[EM] Efforts to improve on CR's strategy

Brian Olson bql at bolson.org
Sun May 23 00:19:02 PDT 2004


On May 22, 2004, at 9:15 PM, Ken Johnson wrote:

> Which brings me back to the original topic: Can CR be improved? I hope 
> someone will pick up on this topic because I would be very interested 
> in people's opinions about this. The proposed "Normalized CR" method 
> is as follows:
> (1) Voters give candidates CR ratings. There no need for any range 
> limit - any finite CR value, positive or negative, can be allowed.
> (2) Apply an additive shift to each voter's CR profile so that the sum 
> of the absolute values is minimized.
> (3) Apply a multiplicative scale factor to each voter's CR profile so 
> that the sum of the absolute values is 1.
> (4) After applying the above transformations, select the candidate 
> with the highest average CR.
>
> The basic idea is that scaling the sum of the absolute values to 1 is 
> a better way of limiting individual voting power than restricting 
> individual CR's to a fixed range (e.g. 0 to 1). With a fixed range, 
> the optimum strategy is to give all candidates polarized ratings - 
> equivalent to Approval. But the above normalization process removes 
> the incentive for voters to polarize their ratings, and they are more 
> likely to vote sincerely. (At least that's my hypothesis, I'm not sure 
> if it's actually true.)
>
> The additive shift is applied because it is strategically advantageous 
> to the voter. (If the scale factor were not applied the additive shift 
> would have no effect on the election.
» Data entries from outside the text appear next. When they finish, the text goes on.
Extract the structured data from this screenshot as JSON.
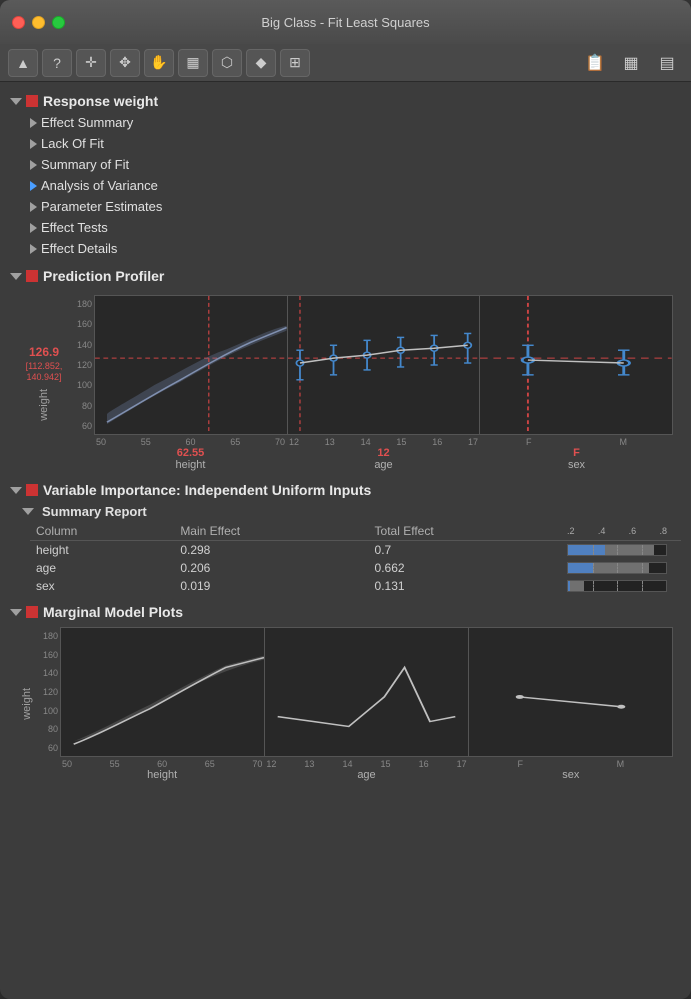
{
  "window": {
    "title": "Big Class - Fit Least Squares"
  },
  "toolbar": {
    "buttons": [
      {
        "name": "cursor",
        "icon": "▲"
      },
      {
        "name": "help",
        "icon": "?"
      },
      {
        "name": "crosshair",
        "icon": "✛"
      },
      {
        "name": "move",
        "icon": "✥"
      },
      {
        "name": "hand",
        "icon": "✋"
      },
      {
        "name": "brush",
        "icon": "▦"
      },
      {
        "name": "lasso",
        "icon": "⬡"
      },
      {
        "name": "probe",
        "icon": "◈"
      },
      {
        "name": "formula",
        "icon": "⊞"
      }
    ],
    "right_buttons": [
      {
        "name": "script",
        "icon": "📋"
      },
      {
        "name": "table",
        "icon": "▦"
      },
      {
        "name": "grid",
        "icon": "▤"
      }
    ]
  },
  "sections": [
    {
      "id": "response-weight",
      "label": "Response weight",
      "expanded": true,
      "has_red_square": true,
      "subsections": [
        {
          "id": "effect-summary",
          "label": "Effect Summary",
          "expanded": false
        },
        {
          "id": "lack-of-fit",
          "label": "Lack Of Fit",
          "expanded": false
        },
        {
          "id": "summary-of-fit",
          "label": "Summary of Fit",
          "expanded": false
        },
        {
          "id": "analysis-of-variance",
          "label": "Analysis of Variance",
          "expanded": true,
          "blue_arrow": true
        },
        {
          "id": "parameter-estimates",
          "label": "Parameter Estimates",
          "expanded": false
        },
        {
          "id": "effect-tests",
          "label": "Effect Tests",
          "expanded": false
        },
        {
          "id": "effect-details",
          "label": "Effect Details",
          "expanded": false
        }
      ]
    }
  ],
  "prediction_profiler": {
    "title": "Prediction Profiler",
    "has_red_square": true,
    "value": "126.9",
    "ci": "[112.852, 140.942]",
    "ylabel": "weight",
    "yaxis_labels": [
      "180",
      "160",
      "140",
      "120",
      "100",
      "80",
      "60"
    ],
    "horizontal_line": 126.9,
    "charts": [
      {
        "id": "height-chart",
        "xlabel": "62.55",
        "xname": "height",
        "xaxis_ticks": [
          "50",
          "55",
          "60",
          "65",
          "70"
        ]
      },
      {
        "id": "age-chart",
        "xlabel": "12",
        "xname": "age",
        "xaxis_ticks": [
          "12",
          "13",
          "14",
          "15",
          "16",
          "17"
        ]
      },
      {
        "id": "sex-chart",
        "xlabel": "F",
        "xname": "sex",
        "xaxis_ticks": [
          "F",
          "M"
        ]
      }
    ]
  },
  "variable_importance": {
    "title": "Variable Importance: Independent Uniform Inputs",
    "has_red_square": true,
    "summary_report": {
      "title": "Summary Report",
      "columns": [
        "Column",
        "Main Effect",
        "Total Effect",
        ".2  .4  .6  .8"
      ],
      "rows": [
        {
          "column": "height",
          "main_effect": "0.298",
          "total_effect": "0.7"
        },
        {
          "column": "age",
          "main_effect": "0.206",
          "total_effect": "0.662"
        },
        {
          "column": "sex",
          "main_effect": "0.019",
          "total_effect": "0.131"
        }
      ],
      "bar_axis": [
        ".2",
        ".4",
        ".6",
        ".8"
      ]
    }
  },
  "marginal_model_plots": {
    "title": "Marginal Model Plots",
    "has_red_square": true,
    "ylabel": "weight",
    "yaxis_labels": [
      "180",
      "160",
      "140",
      "120",
      "100",
      "80",
      "60"
    ],
    "charts": [
      {
        "id": "mmp-height",
        "xname": "height",
        "xaxis_ticks": [
          "50",
          "55",
          "60",
          "65",
          "70"
        ]
      },
      {
        "id": "mmp-age",
        "xname": "age",
        "xaxis_ticks": [
          "12",
          "13",
          "14",
          "15",
          "16",
          "17"
        ]
      },
      {
        "id": "mmp-sex",
        "xname": "sex",
        "xaxis_ticks": [
          "F",
          "M"
        ]
      }
    ]
  }
}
With the scale factor, the 
> additive shift maximizes voting power by making the scale factor as 
> large as possible.)
>
> Does anyone have thoughts on how this form of Normalized CR would 
> perform and how it compares to other methods?

With the exception of step 2, I've simulated this.
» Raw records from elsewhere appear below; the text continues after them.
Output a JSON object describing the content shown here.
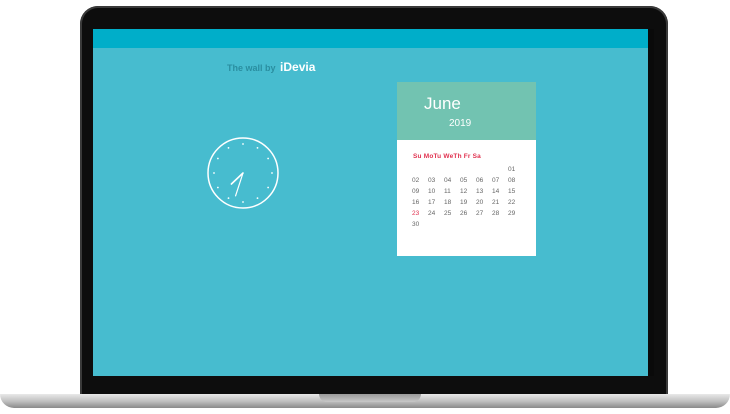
{
  "brand": {
    "prefix": "The wall by",
    "name": "iDevia"
  },
  "calendar": {
    "month": "June",
    "year": "2019",
    "weekdays": "Su MoTu WeTh Fr  Sa",
    "cells": [
      "",
      "",
      "",
      "",
      "",
      "",
      "01",
      "02",
      "03",
      "04",
      "05",
      "06",
      "07",
      "08",
      "09",
      "10",
      "11",
      "12",
      "13",
      "14",
      "15",
      "16",
      "17",
      "18",
      "19",
      "20",
      "21",
      "22",
      "23",
      "24",
      "25",
      "26",
      "27",
      "28",
      "29",
      "30",
      "",
      "",
      "",
      "",
      "",
      ""
    ],
    "highlighted": "23"
  },
  "clock": {
    "hour": 7,
    "minute": 33
  },
  "colors": {
    "wallpaper": "#47bccf",
    "topbar": "#00aec9",
    "calendar_header": "#72c3b1",
    "calendar_accent": "#e0314f"
  }
}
On this graph it's labeled "Rated Vote, equal sum":
http://bolson.org/voting/graph/v10000/e0_17.png

It doesn't stand out on the graph, but it's in with the cluster of 
things at the top which are very near to maximizing social utility. 
But, that's with simulations of voters casting honest ballots.
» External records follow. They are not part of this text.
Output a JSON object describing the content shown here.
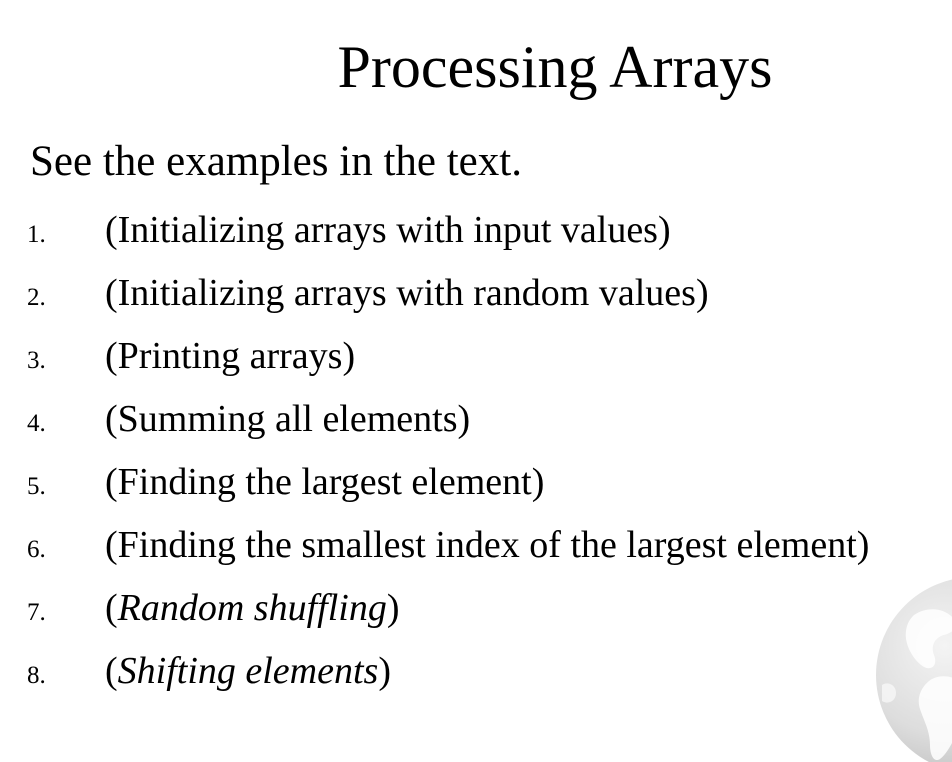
{
  "slide": {
    "title": "Processing Arrays",
    "intro": "See the examples in the text.",
    "items": [
      {
        "number": "1.",
        "before": "(",
        "text": "Initializing arrays with input values",
        "after": ")",
        "italic": false
      },
      {
        "number": "2.",
        "before": "(",
        "text": "Initializing arrays with random values",
        "after": ")",
        "italic": false
      },
      {
        "number": "3.",
        "before": "(",
        "text": "Printing arrays",
        "after": ")",
        "italic": false
      },
      {
        "number": "4.",
        "before": "(",
        "text": "Summing all elements",
        "after": ")",
        "italic": false
      },
      {
        "number": "5.",
        "before": "(",
        "text": "Finding the largest element",
        "after": ")",
        "italic": false
      },
      {
        "number": "6.",
        "before": "(",
        "text": "Finding the smallest index of the largest element",
        "after": ")",
        "italic": false
      },
      {
        "number": "7.",
        "before": "(",
        "text": "Random shuffling",
        "after": ")",
        "italic": true
      },
      {
        "number": "8.",
        "before": "(",
        "text": "Shifting elements",
        "after": ")",
        "italic": true
      }
    ],
    "decoration": {
      "icon": "globe-icon",
      "color": "#d6d6d6"
    }
  }
}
As Mike O is fond of saying: given honest ballots, straight CR is 
perfect. So we take steps away from that in order to have a system that 
is more "fair" or is harder or impossible to cheat. I have a mode in my 
simulator that runs a few basic strategies against the election 
methods, but I'm working on adding an AI/ALife system to learn the best 
strategy against each election method. If the AI learns that honest 
votes are most likely to get it what it wants, we win.